At the moment, however, in regard to adult intake, dietary supplements are the clear leader. In fact, in four of the seven regions covered by Euromonitor Internationals consumer health research, fish oil/omega fatty acid supplements ranked among the top three fastest growing types of supplements over 2007-2012 as consumers are embracing its benefits for cardiovascular and mental health in particular.

2. Are there particular geographic areas that are poised for significant expansion?

Those geographic regions which have greater acceptance of functional food and drink products hold the greatest potential for omega fatty acid fortified products. This is because the consumer attitude towards the efficacy of these products is much stronger. For that reason Asia Pacific and North America will remain key regions.
Within milk formula however it is the emerging markets such as Asia Pacific and even the Middle East and Africa, which hold the greatest opportunity as there has been a strong rise in consumer spend. In these regions, manufacturers are launching more health and wellness product variants and consumers are gaining nutritional knowledge and understanding the benefits of these products.

3. What are a couple of the key product areas that have opportunity for manufacturers?

Milk formula will remain a key product category, as it is the rapidly expanding base of middle-class consumers in emerging economies, with high aspirations for their children and a willingness to make sacrifices, which is the prime target audience.

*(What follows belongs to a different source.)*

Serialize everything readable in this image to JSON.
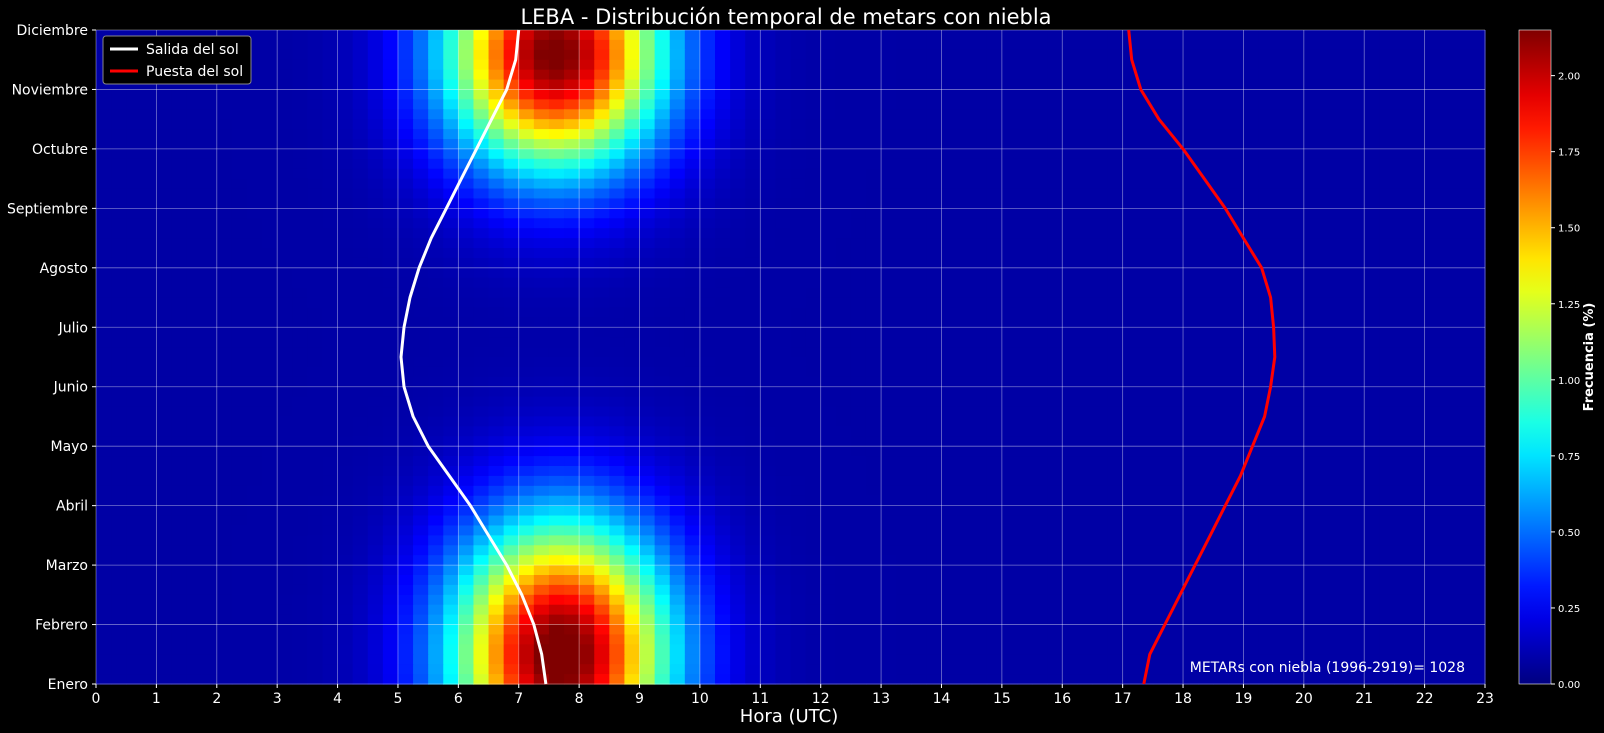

Outside of milk formula it is those food categories which target the mass market, such as biscuits and bread for plant-based sources of omega fatty acids which could see success. Milk and spreadable oils and fats however will continue to lead the food and drink market for omega fatty acids excluding milk formula.

4. Are there are particular product markets that are not growing, or others that may have peaked already?

Use of fish-based sources of omega fatty acids in beverages remains low due to previous associations of a fishy aftertaste during consumption. However, as new technologies develop such as microencapsulation, this holds the potential to reverse the consumer acceptance of omega-3 fortified beverages. 

Vitafoods Asia will take place on September 4 and 5, 2013, at the AsiaWorld-Expo in Hong Kong.